The moon is the ultimate ally in times of need. It shows up every night, it illuminates a way forward in a time of darkness, and our own relationship with it feels different than everyone else’s, a connection from land to sky that heightens our own sense of being. It can also protect us from ourselves. During the quarantine, the moon was a compass for CIVIC TV, the Toronto project from Lowell Sostomi that marks signing with Flemish Eye Records with today’s release (July 27) of a startling new track called “black moon”. A moody, claustrophobic alternative rock composition, “black moon” is the title track to CIVIC TV’s forthcoming self-produced debut album, out October 22.

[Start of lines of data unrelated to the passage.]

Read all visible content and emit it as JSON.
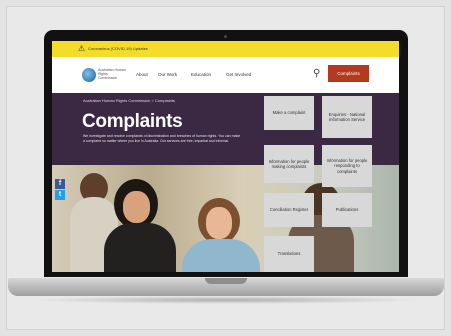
{
  "alert": {
    "icon": "warning-icon",
    "text": "Coronavirus (COVID-19) Updates"
  },
  "header": {
    "logo_text": "Australian Human Rights Commission",
    "nav": [
      "About",
      "Our Work",
      "Education",
      "Get Involved"
    ],
    "search_icon": "search-icon",
    "complaints_button": "Complaints",
    "accent": "#b43a1f"
  },
  "hero": {
    "breadcrumb": "Australian Human Rights Commission  >  Complaints",
    "title": "Complaints",
    "description": "We investigate and resolve complaints of discrimination and breaches of human rights. You can make a complaint no matter where you live in Australia. Our services are free, impartial and informal.",
    "background": "#3b2842"
  },
  "share": [
    {
      "icon": "facebook-icon",
      "glyph": "f",
      "color": "#3b5998"
    },
    {
      "icon": "twitter-icon",
      "glyph": "t",
      "color": "#1da1f2"
    }
  ],
  "tiles": [
    "Make a complaint",
    "Enquiries - National Information Service",
    "Information for people making complaints",
    "Information for people responding to complaints",
    "Conciliation Register",
    "Publications",
    "Translations"
  ]
}
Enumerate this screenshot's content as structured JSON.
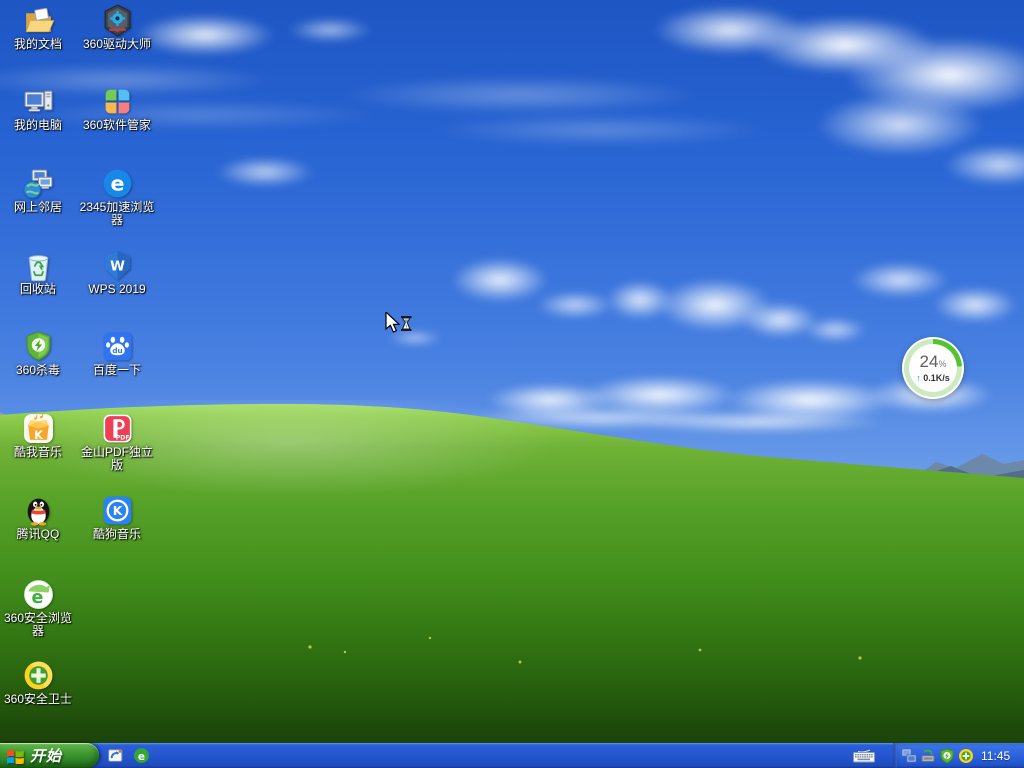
{
  "desktop": {
    "cursor_state": "busy-arrow-with-hourglass",
    "icons": [
      {
        "id": "my-documents",
        "label": "我的文档"
      },
      {
        "id": "360-driver-master",
        "label": "360驱动大师"
      },
      {
        "id": "my-computer",
        "label": "我的电脑"
      },
      {
        "id": "360-software-manager",
        "label": "360软件管家"
      },
      {
        "id": "network-places",
        "label": "网上邻居"
      },
      {
        "id": "2345-browser",
        "label": "2345加速浏览器"
      },
      {
        "id": "recycle-bin",
        "label": "回收站"
      },
      {
        "id": "wps-2019",
        "label": "WPS 2019"
      },
      {
        "id": "360-antivirus",
        "label": "360杀毒"
      },
      {
        "id": "baidu-search",
        "label": "百度一下"
      },
      {
        "id": "kuwo-music",
        "label": "酷我音乐"
      },
      {
        "id": "kingsoft-pdf",
        "label": "金山PDF独立版"
      },
      {
        "id": "tencent-qq",
        "label": "腾讯QQ"
      },
      {
        "id": "kugou-music",
        "label": "酷狗音乐"
      },
      {
        "id": "360-browser",
        "label": "360安全浏览器"
      },
      {
        "id": "360-safeguard",
        "label": "360安全卫士"
      }
    ]
  },
  "float_widget": {
    "percent": "24",
    "percent_unit": "%",
    "upload_arrow": "↑",
    "upload_speed": "0.1K/s"
  },
  "taskbar": {
    "start_label": "开始",
    "clock": "11:45",
    "quick_launch": [
      {
        "id": "show-desktop"
      },
      {
        "id": "360-browser-quick"
      }
    ],
    "tray_icons": [
      {
        "id": "input-keyboard"
      },
      {
        "id": "network-status"
      },
      {
        "id": "driver-master-tray"
      },
      {
        "id": "360-antivirus-tray"
      },
      {
        "id": "360-safeguard-tray"
      }
    ]
  },
  "colors": {
    "sky_top": "#1e56c4",
    "grass_mid": "#418d1b",
    "taskbar_blue": "#2456cf",
    "start_green": "#3e9a31",
    "widget_progress": "#54c32f",
    "widget_arrow_blue": "#1e88e5"
  }
}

“During the long lockdown in Toronto I spent a lot of summer nights wandering around alone in the empty streets,” says Sostomi. “Sometimes I would walk for hours and not see a single person, it really felt like I was the only living person in the city. I started feeling a strong paganistic connection to the moon… It was almost like a combination of awe and companionship. I would often revisit the work I had done in the studio that day in this creepy environment and if it accentuated my mood/surroundings then I knew I was onto something. The song ‘black moon’ probably encapsulates that feeling the most accurately, which is why I decided to make it the album title as well.”
“black moon”, its lower-case styling intentional, arrives with a visual that extends the mood crafted by CIVIC TV, applying its project name via the Toronto-based UHF television station in David Cronenberg’s 1983 science fiction body horror film Videodrome. The video was directed by Cam Hunter.
“Lowell sent me the song during a time when I was doing a lot of walking around Toronto alone at night,” Hunter says. “It was during Covid and everything felt super spooky and intense. Everywhere was abandoned and kind of apocalyptic. I would walk for like and hour and see no one. When I would see another person I would automatically feel weird and suspicious like, “What are you doing out here!?” I wanted to capture some of that suspicion and general anxiety with this video. I also thought it would be extra upsetting seeing another you out there and or being followed [or] chased by yourself. The idea of being unable to escape yourself and ultimately becoming your own undoing seemed to really fit with the whole mood I was in when I listened to the record, especially while walking alone at night.”